The amplitude of the wave disturbance propagating in the positive x direction is given by, \[y=\dfrac{1}{(1+{{x}^{2}})}\] at time t=0 and \[y=\dfrac{1}{[1+{{(x-1)}^{2}}]}\] at t=2 seconds where x and y are in meters. The shape of wave disturbances does not change during the propagation. The velocity of the wave is:
A. 2.5 m/s
B. 0.25 m/s
C. 0.5 m/s
D. 5 m/s

Answer 1

Hint: In this question we are being asked to calculate the velocity of the wave. We know that velocity is given as distance upon time. Therefore, we will first calculate the Distance travelled by the wave in a given 2 seconds instant. To do that we will find the position of wave at t=0 and t=2. It is also given that the shape of the wave does not change. Therefore, the amplitude of the wave will remain constant.

Complete answer:
It has been given that the shape of the wave does not change then as shown in the figures below the \[{{y}_{\max }}\] does not change.

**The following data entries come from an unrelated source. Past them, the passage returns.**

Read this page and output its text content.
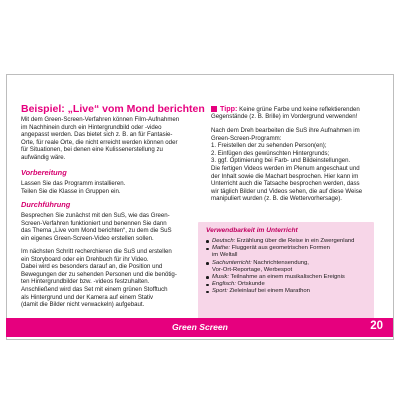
Beispiel: „Live“ vom Mond berichten

Mit dem Green-Screen-Verfahren können Film-Aufnahmen

im Nachhinein durch ein Hintergrundbild oder -video

angepasst werden. Das bietet sich z. B. an für Fantasie-

Orte, für reale Orte, die nicht erreicht werden können oder

für Situationen, bei denen eine Kulissenerstellung zu

aufwändig wäre.

Vorbereitung

Lassen Sie das Programm installieren.

Teilen Sie die Klasse in Gruppen ein.

Durchführung

Besprechen Sie zunächst mit den SuS, wie das Green-

Screen-Verfahren funktioniert und benennen Sie dann

das Thema „Live vom Mond berichten“, zu dem die SuS

ein eigenes Green-Screen-Video erstellen sollen.

Im nächsten Schritt recherchieren die SuS und erstellen

ein Storyboard oder ein Drehbuch für ihr Video.

Dabei wird es besonders darauf an, die Position und

Bewegungen der zu sehenden Personen und die benötig-

ten Hintergrundbilder bzw. -videos festzuhalten.

Anschließend wird das Set mit einem grünen Stofftuch

als Hintergrund und der Kamera auf einem Stativ

(damit die Bilder nicht verwackeln) aufgebaut.

Tipp: Keine grüne Farbe und keine reflektierenden

Gegenstände (z. B. Brille) im Vordergrund verwenden!

Nach dem Dreh bearbeiten die SuS ihre Aufnahmen im

Green-Screen-Programm:

1. Freistellen der zu sehenden Person(en);

2. Einfügen des gewünschten Hintergrunds;

3. ggf. Optimierung bei Farb- und Bildeinstellungen.

Die fertigen Videos werden im Plenum angeschaut und

der Inhalt sowie die Machart besprochen. Hier kann im

Unterricht auch die Tatsache besprochen werden, dass

wir täglich Bilder und Videos sehen, die auf diese Weise

manipuliert wurden (z. B. die Wettervorhersage).

Verwendbarkeit im Unterricht

Deutsch: Erzählung über die Reise in ein Zwergenland
Mathe: Fluggerät aus geometrischen Formen
im Weltall
Sachunterricht: Nachrichtensendung,
Vor-Ort-Reportage, Werbespot
Musik: Teilnahme an einem musikalischen Ereignis
Englisch: Ortskunde
Sport: Zieleinlauf bei einem Marathon
Green Screen	20
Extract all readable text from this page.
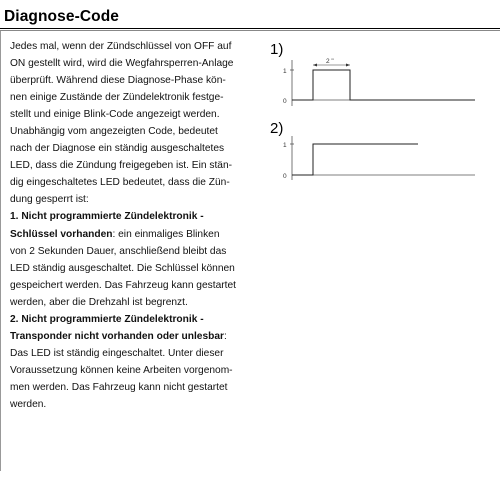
Diagnose-Code
Jedes mal, wenn der Zündschlüssel von OFF auf
ON gestellt wird, wird die Wegfahrsperren-Anlage
überprüft. Während diese Diagnose-Phase kön-
nen einige Zustände der Zündelektronik festge-
stellt und einige Blink-Code angezeigt werden.
Unabhängig vom angezeigten Code, bedeutet
nach der Diagnose ein ständig ausgeschaltetes
LED, dass die Zündung freigegeben ist. Ein stän-
dig eingeschaltetes LED bedeutet, dass die Zün-
dung gesperrt ist:
1. Nicht programmierte Zündelektronik -
Schlüssel vorhanden: ein einmaliges Blinken
von 2 Sekunden Dauer, anschließend bleibt das
LED ständig ausgeschaltet. Die Schlüssel können
gespeichert werden. Das Fahrzeug kann gestartet
werden, aber die Drehzahl ist begrenzt.
2. Nicht programmierte Zündelektronik -
Transponder nicht vorhanden oder unlesbar:
Das LED ist ständig eingeschaltet. Unter dieser
Voraussetzung können keine Arbeiten vorgenom-
men werden. Das Fahrzeug kann nicht gestartet
werden.
1)
1
0
2 "
2)
1
0
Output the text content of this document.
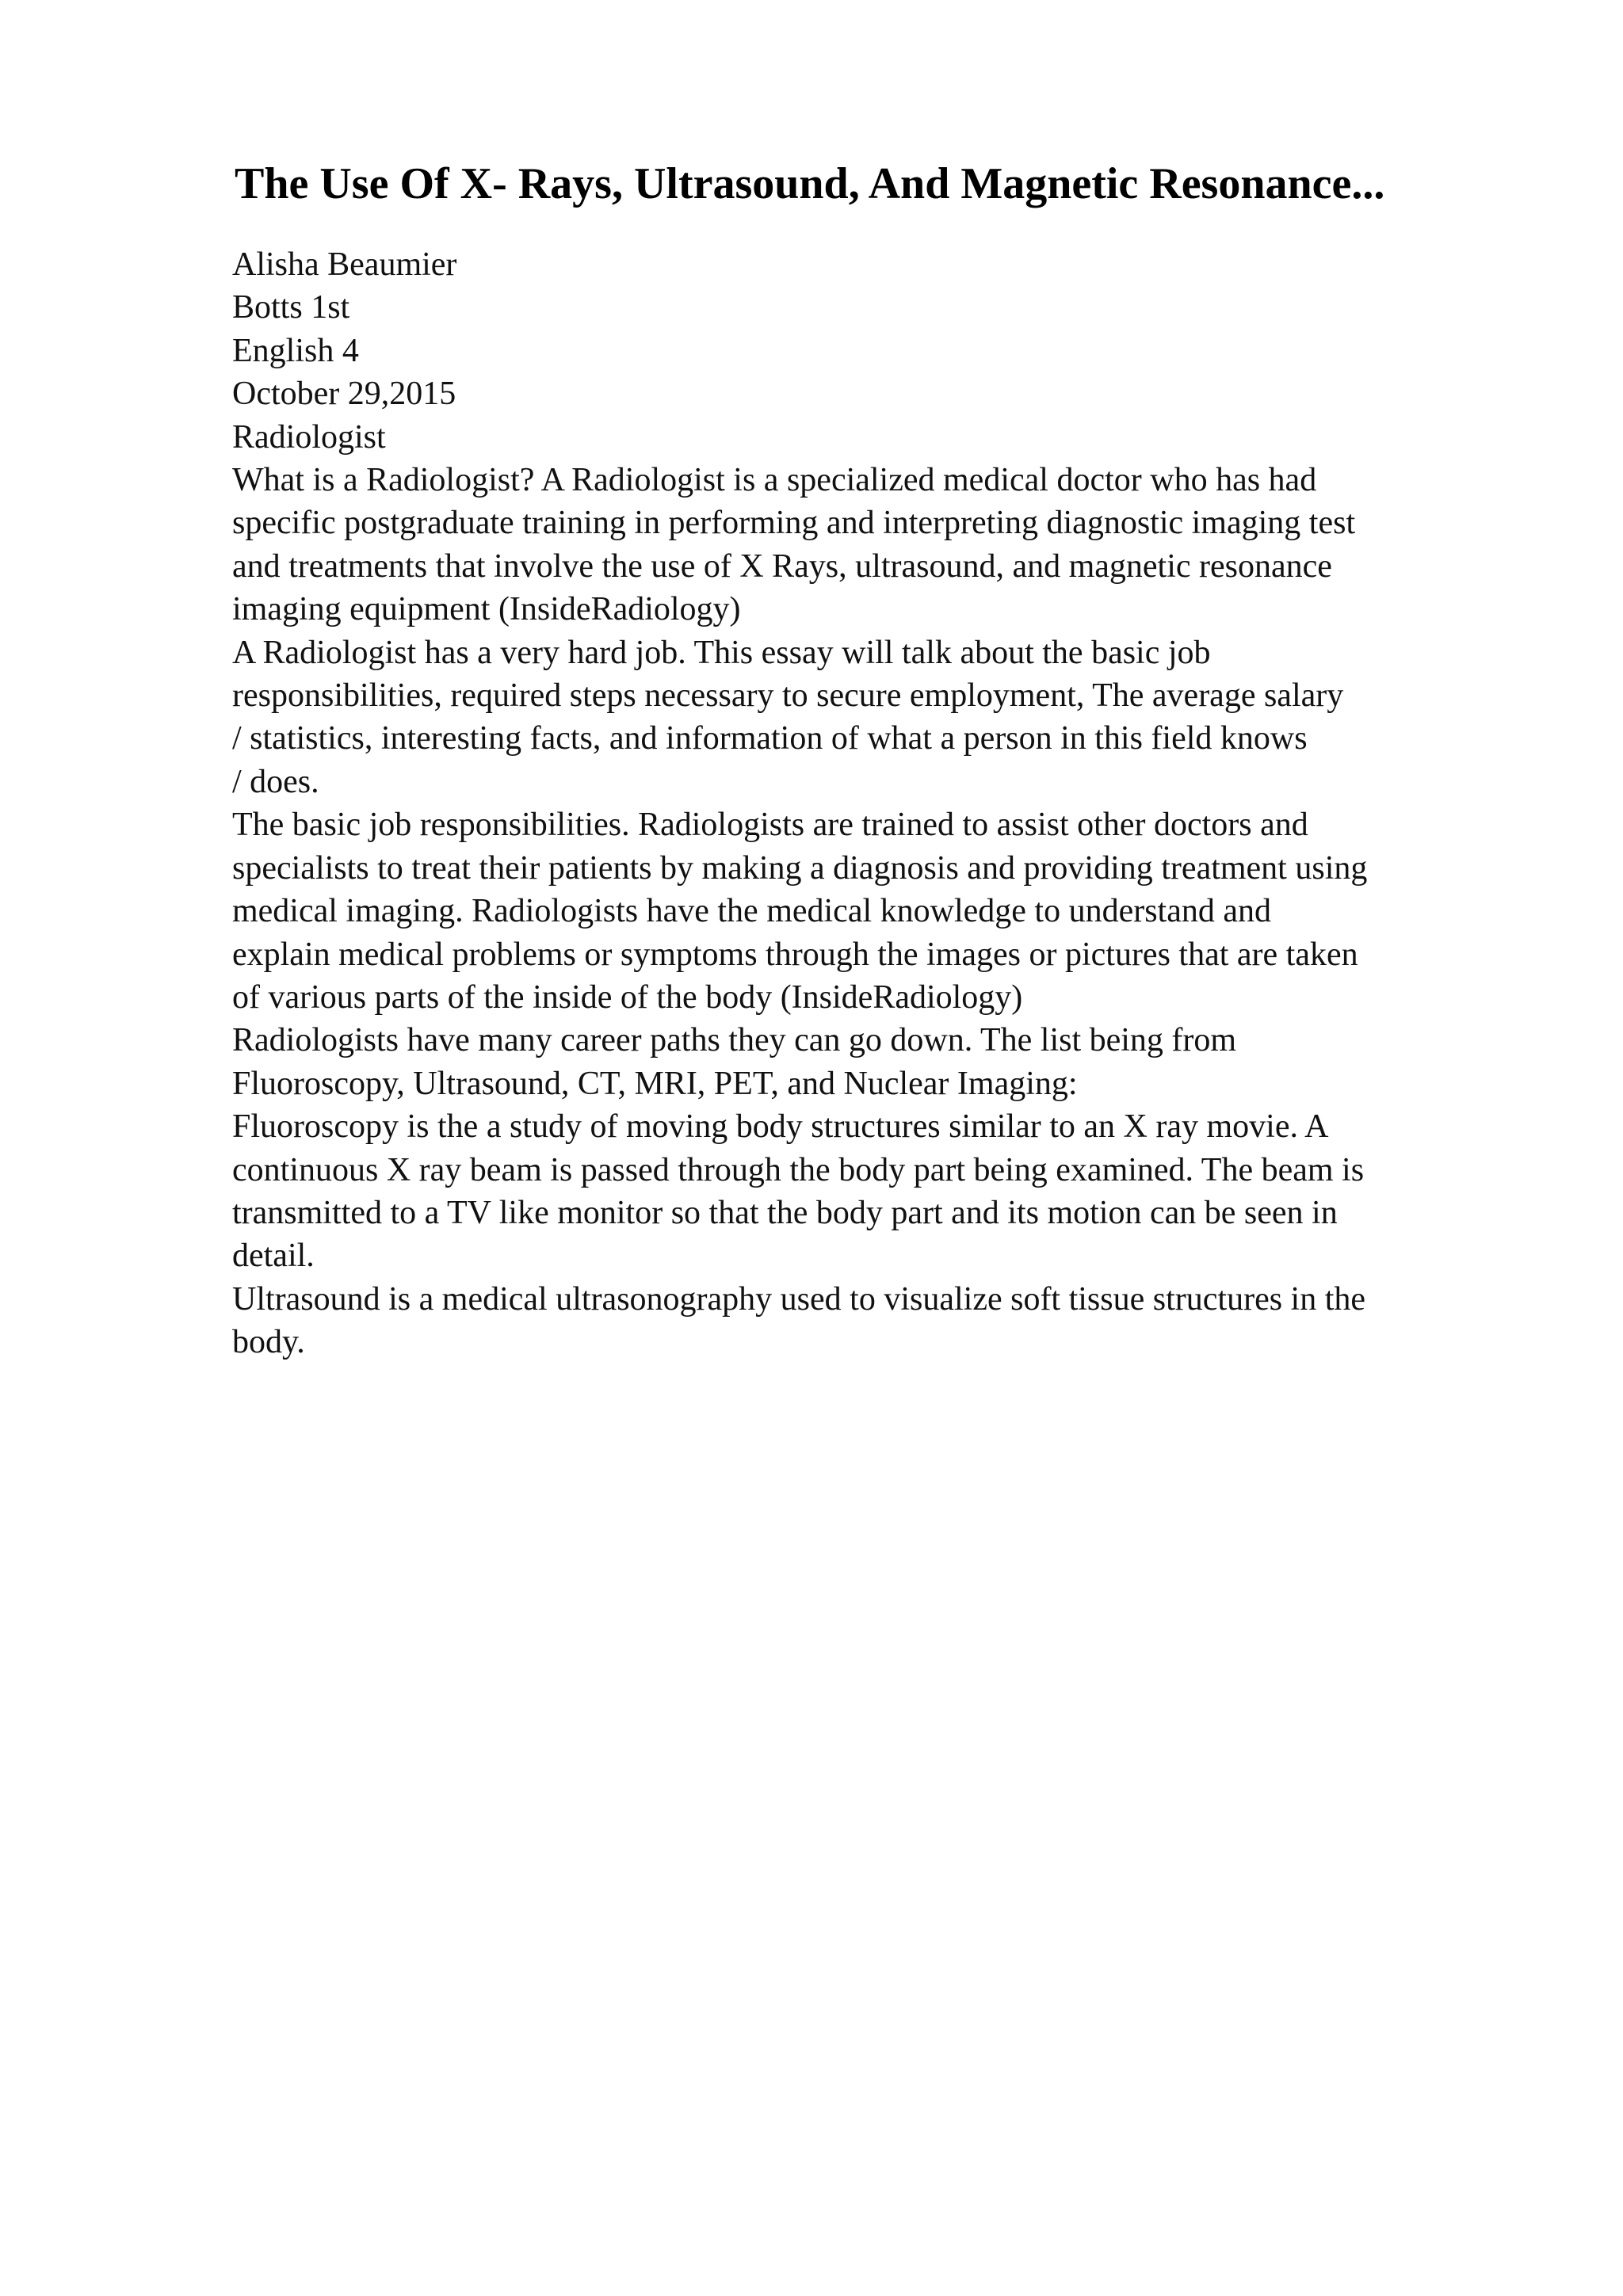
The Use Of X- Rays, Ultrasound, And Magnetic Resonance...
Alisha Beaumier
Botts 1st
English 4
October 29,2015
Radiologist
What is a Radiologist? A Radiologist is a specialized medical doctor who has had
specific postgraduate training in performing and interpreting diagnostic imaging test
and treatments that involve the use of X Rays, ultrasound, and magnetic resonance
imaging equipment (InsideRadiology)
A Radiologist has a very hard job. This essay will talk about the basic job
responsibilities, required steps necessary to secure employment, The average salary
/ statistics, interesting facts, and information of what a person in this field knows
/ does.
The basic job responsibilities. Radiologists are trained to assist other doctors and
specialists to treat their patients by making a diagnosis and providing treatment using
medical imaging. Radiologists have the medical knowledge to understand and
explain medical problems or symptoms through the images or pictures that are taken
of various parts of the inside of the body (InsideRadiology)
Radiologists have many career paths they can go down. The list being from
Fluoroscopy, Ultrasound, CT, MRI, PET, and Nuclear Imaging:
Fluoroscopy is the a study of moving body structures similar to an X ray movie. A
continuous X ray beam is passed through the body part being examined. The beam is
transmitted to a TV like monitor so that the body part and its motion can be seen in
detail.
Ultrasound is a medical ultrasonography used to visualize soft tissue structures in the
body.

It is given to us that the wave is moving in a positive X direction. Therefore, the negative amplitude of the wave will be neglected. Now let us calculate the position for the wave at t=0
It is given that at t=0
\[y=\dfrac{1}{(1+{{x}^{2}})}\]
As y is inversely proportional to x in above equation. Therefore, we know that y to be maximum the value of x will be given as
\[x=0\] ………………….. (A)
\[{{y}_{\max }}=1\] ……………………… (1)
Now, similarly for x=2
We have been given that at t=2
\[y=\dfrac{1}{[1+{{(x-1)}^{2}}]}\]
From (1) and the given condition that shape of wave does not change
We can say that
\[1=\dfrac{1}{[1+{{(x-1)}^{2}}]}\]
Therefore, on solving
We get,
\[x=1\] …………… (B)
From A and B we can say that at t=0; x=0 and at t=2; x=1 as shown in the figure above.
Therefore, we can say that the distance travelled by a wave in seconds is 1 m.
Therefore, we know velocity of wave is given by Distance upon time
Therefore, velocity is given by
\[v=\dfrac{1}{2}=0.5\]
\[v=0.5m/s\]

So, the correct answer is “Option C”.

Note:
Amplitude is defined as the maximum amount of the displacement of a particle on the medium from its position of rest. In a sense, the amplitude of the wave is the maximum distance from the rest point to the crest point in both positive and negative directions. The wavelength is measured as distance between one crest to another or one through to the other.